A, voltage protocol illustrating how a step to +10 mV is interrupted by repolarization to −70 mV at increasing time intervals, to record the tail NCX currents on repolarization. The letters a, d, and h denote the corresponding repolarization time and currents. The current traces during the depolarization have been omitted for clarity. B, calibration for converting NCX current amplitude to [Ca²⁺]. Typical recordings of Ca²⁺ transient and the concomitant inward I_NCX after application of 10 mm caffeine. A linear relationship (right) between I_NCX amplitude and Ca²⁺ was obtained by fitting a line to the declining phase of the caffeine induced Ca²⁺ transient (intercept 106.5 ± 14.1 nm, slope –0.00194 ± 0.000129 pA pF⁻¹ nm⁻¹, n = 25). C, global Ca²⁺ transient (filled circles) during SR Ca²⁺ release and subsarcolemmal Ca²⁺ (open circles) estimated by using the linear relationship in B for a step to +10 mV (left panel, n = 4), and to −30 mV (right panel, n = 8).

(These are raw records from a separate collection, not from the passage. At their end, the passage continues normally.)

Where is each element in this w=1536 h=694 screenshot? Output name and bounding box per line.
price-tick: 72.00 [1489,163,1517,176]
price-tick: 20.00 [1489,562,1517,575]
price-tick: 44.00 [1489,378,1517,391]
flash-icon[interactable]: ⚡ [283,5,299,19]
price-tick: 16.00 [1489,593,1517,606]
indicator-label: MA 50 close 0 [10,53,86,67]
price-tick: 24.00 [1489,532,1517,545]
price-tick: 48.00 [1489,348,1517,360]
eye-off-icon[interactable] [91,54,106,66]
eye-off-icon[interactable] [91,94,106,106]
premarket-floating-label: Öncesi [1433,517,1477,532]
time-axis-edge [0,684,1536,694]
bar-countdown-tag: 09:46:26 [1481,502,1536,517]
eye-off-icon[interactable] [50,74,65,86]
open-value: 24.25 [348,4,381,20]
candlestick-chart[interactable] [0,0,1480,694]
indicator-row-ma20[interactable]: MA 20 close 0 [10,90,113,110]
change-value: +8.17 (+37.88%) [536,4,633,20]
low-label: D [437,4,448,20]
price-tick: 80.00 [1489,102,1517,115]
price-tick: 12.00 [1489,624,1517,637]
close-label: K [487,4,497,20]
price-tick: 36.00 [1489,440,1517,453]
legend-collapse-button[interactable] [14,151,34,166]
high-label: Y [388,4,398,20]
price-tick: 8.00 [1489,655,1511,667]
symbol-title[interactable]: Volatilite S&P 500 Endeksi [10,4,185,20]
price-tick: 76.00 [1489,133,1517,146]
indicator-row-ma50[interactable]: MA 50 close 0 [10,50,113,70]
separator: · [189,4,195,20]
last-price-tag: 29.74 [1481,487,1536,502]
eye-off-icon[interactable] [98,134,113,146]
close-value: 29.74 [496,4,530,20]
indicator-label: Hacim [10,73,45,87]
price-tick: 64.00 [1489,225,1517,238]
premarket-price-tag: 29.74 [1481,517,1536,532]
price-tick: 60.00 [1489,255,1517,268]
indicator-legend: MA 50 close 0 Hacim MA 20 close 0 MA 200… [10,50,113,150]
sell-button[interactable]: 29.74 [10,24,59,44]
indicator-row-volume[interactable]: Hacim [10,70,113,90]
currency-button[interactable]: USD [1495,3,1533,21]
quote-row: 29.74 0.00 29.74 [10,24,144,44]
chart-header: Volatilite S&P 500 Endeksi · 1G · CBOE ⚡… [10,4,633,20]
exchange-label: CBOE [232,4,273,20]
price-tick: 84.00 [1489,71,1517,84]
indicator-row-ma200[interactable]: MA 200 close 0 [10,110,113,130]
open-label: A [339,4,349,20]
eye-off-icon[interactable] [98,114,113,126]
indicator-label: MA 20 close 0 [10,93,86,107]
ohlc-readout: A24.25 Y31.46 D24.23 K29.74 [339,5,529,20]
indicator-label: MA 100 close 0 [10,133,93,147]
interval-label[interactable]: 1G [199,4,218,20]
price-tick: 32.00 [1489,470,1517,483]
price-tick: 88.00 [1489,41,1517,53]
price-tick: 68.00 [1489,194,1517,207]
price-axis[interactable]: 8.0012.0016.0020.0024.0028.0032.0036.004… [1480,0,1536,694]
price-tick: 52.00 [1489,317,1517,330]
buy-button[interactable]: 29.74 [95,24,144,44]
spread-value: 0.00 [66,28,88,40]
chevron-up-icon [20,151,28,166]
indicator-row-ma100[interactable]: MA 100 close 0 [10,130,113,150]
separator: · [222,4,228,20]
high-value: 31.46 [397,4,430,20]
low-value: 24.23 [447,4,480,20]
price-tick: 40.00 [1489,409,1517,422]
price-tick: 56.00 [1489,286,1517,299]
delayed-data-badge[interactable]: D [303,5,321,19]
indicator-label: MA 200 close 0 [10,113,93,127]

Figure 6. NCX tail current analysis with two compartments to extract [Ca²⁺]_nrs

A, two recordings at 10 ms and at 30 ms into the depolarizing step are shown with the global [Ca²⁺]_i transient and the recorded NCX tail current on repolarization (black current trace). Predicted values for NCX activated by the cytosolic Ca²⁺ transient are calculated using the NCX model equation of (Weber et al. 2001) (green trace). The difference current between the recorded (black trace) and calculated (green trace) then reflects NCX activated by Ca²⁺ near release sites and not reported by the cytosolic dye. This measurement is repeated every 10 ms. B, [Ca²⁺]_nrs for during the example depolarizing step to +10 mV as calculated from the values of local NCX current at the corresponding time points.

Figure 7. Time course of [Ca²⁺]_nrs as estimated from the NCX tail currents

A, measured total (filled circles) NCX currents and calculated extra NCX (open circles) at +10 (n = 4) and −30 mV (n = 8). B, calculated [Ca²⁺]_nrs (open circles) and measured global [Ca²⁺] (filled circles) during steps to +10 (n = 4) and −30 mV (n = 8).